Our tutorials reference a dataset called "sample" in many examples. If you'd like to download the sample dataset to work through the examples, choose one of the files below:
Mean centering refers to a type of variable transformation wherein the average of a variable is subtracted from every observation of that variable. The result of this transformation is a new variable that retains its original units, but whose mean value is 0. Mean centering is often used when fitting linear regression models because of how it affects the interpretation of the intercept term. With an uncentered predictor variable, the intercept of a linear regression represents the expected value of y when the x variable is zero. With a centered predictor variable, the intercept of that linear regression model represents the expected value of y when x is at its average.
In this tutorial, we will show how to mean-center a variable in SPSS Statistics by combining the Aggregate procedure and the Compute Variables procedure. We recommend this approach because it is reproducible: the value of the grand mean used for centering is saved in your dataset, making it easier to audit. Additionally, the Aggregate + Compute Variables approach adapts well if your sample (and therefore the mean value you will use to center) changes due to new observations and/or new filtering criteria.
In SPSS, the Aggregate procedure can be used to compute new variables based on summary statistics, or to compute new variables by group. This process can be used to add variables to an existing dataset, or it can be used to create a new dataset containing only the compressed, aggregated information.
This may look like:
To launch the Aggregate Data procedure, click Data > Aggregate.
The Aggregate Data window opens.
A Break Variable: The variable(s) that will determine the grouping structure for the aggregation. The output of the Aggregate procedure will have summary statistics reported for each of the groups identified by this variable/these variables. These are typically categorical variables, or in the case of longitudinal data, could be ID variables.

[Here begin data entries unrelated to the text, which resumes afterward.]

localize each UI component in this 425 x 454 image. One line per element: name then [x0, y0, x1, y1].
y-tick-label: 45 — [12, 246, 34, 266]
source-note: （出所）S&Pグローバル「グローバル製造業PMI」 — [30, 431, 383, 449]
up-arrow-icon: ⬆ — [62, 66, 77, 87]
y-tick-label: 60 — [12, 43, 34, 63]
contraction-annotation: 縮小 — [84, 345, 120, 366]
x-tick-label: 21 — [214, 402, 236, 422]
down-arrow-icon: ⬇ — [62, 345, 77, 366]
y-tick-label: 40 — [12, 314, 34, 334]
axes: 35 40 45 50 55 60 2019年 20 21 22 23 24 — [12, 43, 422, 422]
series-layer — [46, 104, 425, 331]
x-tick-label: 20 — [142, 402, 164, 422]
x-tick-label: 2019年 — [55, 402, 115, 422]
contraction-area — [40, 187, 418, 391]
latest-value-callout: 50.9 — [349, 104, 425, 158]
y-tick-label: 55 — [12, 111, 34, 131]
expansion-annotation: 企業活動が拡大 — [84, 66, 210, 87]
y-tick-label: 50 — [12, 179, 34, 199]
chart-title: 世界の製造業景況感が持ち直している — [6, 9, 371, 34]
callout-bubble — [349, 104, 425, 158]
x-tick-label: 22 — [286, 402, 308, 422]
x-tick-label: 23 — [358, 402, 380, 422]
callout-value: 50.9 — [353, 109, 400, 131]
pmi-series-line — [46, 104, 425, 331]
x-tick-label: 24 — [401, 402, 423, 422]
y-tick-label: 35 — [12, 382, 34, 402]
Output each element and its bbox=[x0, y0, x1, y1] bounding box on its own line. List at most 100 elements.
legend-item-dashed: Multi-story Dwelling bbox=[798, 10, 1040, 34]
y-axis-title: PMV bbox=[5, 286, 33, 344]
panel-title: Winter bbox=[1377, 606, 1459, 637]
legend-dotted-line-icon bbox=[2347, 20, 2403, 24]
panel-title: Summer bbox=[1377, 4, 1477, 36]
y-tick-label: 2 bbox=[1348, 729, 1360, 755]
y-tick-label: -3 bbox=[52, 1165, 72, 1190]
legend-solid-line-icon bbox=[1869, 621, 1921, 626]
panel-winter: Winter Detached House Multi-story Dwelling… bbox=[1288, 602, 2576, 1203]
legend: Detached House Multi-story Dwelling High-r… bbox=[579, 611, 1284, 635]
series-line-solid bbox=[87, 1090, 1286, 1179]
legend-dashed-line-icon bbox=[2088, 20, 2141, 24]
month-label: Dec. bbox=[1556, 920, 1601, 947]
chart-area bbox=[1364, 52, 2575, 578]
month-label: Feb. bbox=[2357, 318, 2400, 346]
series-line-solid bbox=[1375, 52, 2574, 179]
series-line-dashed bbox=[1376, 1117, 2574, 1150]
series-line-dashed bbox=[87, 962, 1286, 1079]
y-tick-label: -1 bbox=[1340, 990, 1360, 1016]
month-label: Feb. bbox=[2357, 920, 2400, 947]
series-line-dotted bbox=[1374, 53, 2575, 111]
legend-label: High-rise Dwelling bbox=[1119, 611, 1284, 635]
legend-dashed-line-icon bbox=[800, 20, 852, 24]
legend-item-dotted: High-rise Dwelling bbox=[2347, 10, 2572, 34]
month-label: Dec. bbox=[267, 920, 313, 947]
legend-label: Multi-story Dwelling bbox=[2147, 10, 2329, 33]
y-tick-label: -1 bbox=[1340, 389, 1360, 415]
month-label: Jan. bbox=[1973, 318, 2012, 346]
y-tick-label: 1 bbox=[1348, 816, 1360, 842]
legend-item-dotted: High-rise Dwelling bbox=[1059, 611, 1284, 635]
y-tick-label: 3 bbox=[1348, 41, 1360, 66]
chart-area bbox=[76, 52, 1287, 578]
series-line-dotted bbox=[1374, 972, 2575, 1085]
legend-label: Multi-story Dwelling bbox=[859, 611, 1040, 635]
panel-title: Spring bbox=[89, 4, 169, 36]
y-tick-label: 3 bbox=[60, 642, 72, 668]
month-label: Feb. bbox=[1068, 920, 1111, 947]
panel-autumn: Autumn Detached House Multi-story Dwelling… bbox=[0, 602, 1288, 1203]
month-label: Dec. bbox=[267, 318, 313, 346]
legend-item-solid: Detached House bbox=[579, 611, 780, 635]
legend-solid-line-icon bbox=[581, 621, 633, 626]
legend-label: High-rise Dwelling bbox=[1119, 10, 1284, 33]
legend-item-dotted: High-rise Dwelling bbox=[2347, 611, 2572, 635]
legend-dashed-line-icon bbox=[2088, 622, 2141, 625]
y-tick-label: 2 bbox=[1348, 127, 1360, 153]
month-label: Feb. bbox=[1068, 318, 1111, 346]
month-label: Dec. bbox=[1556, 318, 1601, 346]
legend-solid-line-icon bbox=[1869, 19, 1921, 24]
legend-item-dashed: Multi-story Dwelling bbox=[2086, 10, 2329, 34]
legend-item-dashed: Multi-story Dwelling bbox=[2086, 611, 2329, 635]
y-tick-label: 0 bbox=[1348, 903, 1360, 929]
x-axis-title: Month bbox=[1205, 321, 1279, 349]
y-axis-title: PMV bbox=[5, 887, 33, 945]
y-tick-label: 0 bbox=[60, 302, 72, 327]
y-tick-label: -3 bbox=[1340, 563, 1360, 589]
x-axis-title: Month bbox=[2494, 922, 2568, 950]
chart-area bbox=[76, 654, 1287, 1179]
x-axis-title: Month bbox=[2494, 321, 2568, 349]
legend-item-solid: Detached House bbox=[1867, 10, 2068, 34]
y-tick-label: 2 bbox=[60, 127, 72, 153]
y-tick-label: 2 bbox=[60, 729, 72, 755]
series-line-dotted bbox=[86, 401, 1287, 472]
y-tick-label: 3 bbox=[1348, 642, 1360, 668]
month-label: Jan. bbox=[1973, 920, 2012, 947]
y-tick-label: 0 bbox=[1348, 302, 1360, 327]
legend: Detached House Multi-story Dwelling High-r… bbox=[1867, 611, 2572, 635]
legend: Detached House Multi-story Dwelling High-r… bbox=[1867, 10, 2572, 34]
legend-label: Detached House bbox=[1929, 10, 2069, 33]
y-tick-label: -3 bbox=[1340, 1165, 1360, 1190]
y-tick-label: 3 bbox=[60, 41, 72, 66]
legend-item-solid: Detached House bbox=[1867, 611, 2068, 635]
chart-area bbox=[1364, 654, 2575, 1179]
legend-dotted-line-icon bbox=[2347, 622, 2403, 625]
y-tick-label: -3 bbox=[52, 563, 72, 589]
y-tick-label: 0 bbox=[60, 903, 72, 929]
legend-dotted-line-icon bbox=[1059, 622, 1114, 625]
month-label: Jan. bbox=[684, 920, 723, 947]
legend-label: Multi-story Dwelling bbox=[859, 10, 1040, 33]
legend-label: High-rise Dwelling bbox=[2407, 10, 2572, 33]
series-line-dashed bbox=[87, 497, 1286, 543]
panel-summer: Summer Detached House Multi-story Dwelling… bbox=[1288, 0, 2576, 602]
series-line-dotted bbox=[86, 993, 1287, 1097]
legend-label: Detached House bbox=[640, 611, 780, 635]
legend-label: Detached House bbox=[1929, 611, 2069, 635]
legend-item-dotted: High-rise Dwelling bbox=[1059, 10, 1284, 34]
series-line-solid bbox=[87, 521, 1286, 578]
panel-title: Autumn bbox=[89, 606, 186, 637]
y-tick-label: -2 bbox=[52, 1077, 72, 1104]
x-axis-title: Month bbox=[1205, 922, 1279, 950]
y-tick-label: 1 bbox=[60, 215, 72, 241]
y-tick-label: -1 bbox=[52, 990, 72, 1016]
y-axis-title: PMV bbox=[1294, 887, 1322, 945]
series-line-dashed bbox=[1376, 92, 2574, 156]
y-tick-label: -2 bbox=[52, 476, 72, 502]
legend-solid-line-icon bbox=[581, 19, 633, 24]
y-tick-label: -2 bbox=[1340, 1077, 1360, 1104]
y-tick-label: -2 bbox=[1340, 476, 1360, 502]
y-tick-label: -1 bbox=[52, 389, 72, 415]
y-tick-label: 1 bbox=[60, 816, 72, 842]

B Aggregated Variables/Summaries of Variables: These represent the variables that will be summarized within each group. These will typically be numeric variables.
C Function: Options to change the function used to compute the new aggregate variables. This button will only be clickable if you have added one or more variables to the "Summaries of Variables" box and have one of those variables selected.
D Name & Label: Options to change the variable names and variable labels for the new variables being created. This button will only be clickable if you have added one or more variables to the "Summaries of Variables" box and have one of those variable formulas selected.
E Number of Cases/Name: Option to create an additional aggregate variable that counts the number of rows for a given combination of break variables. The name entered in the "Name" field will become the name of the new variable.
F Save: How to structure the output of the Aggregate procedure. You must select one of the three options:
Suppose we plan to fit a linear regression model to predict students' weight based on their height. We wish to center the independent variable, Height, about its mean, in order to improve the interpretability of our regression coefficients.
Our starting dataset should contain at least one continuous numeric variable, and each row should represent an independent observation.
Add the variable you want to center -- in this case, Height -- to the Aggregated Variables/ Summaries of Variables box.
While the variable is selected, the Function and Name & Label buttons will be clickable:
This calculates the mean of the variable, and adds it as a separate variable to the data set:
Now that we have a column containing the grand average, we can perform the mean centering by using the Compute Variables procedure:
Centered_Height
Height-Mean_Height
After this step, we will finally have our mean-centered variable:
/*Use the Aggregate procedure to compute the grand mean as a new variable and add it to the existing dataset.*/
AGGREGATE
/OUTFILE=* MODE=ADDVARIABLES
/Mean_Height=MEAN(Height).
/*Compute the mean-centered values.*/
COMPUTE Centered_Height = Height - Mean_Height.
EXECUTE.
/*Check results.*/
DESCRIPTIVES Height Centered_Height.
While not a requirement, we can check the descriptive statistics for the original variable and the mean-centered version of the variable using the Descriptives command.
The box below shows the mean, standard deviation, minimum, and maximum for the Centered_Height variable and the original, uncentered variable Height:
Notice that the original variable has a mean of 68.03, which matches the Aggregate procedure, and the centered variable has a mean of zero. The number of observations and the standard deviation stay the same.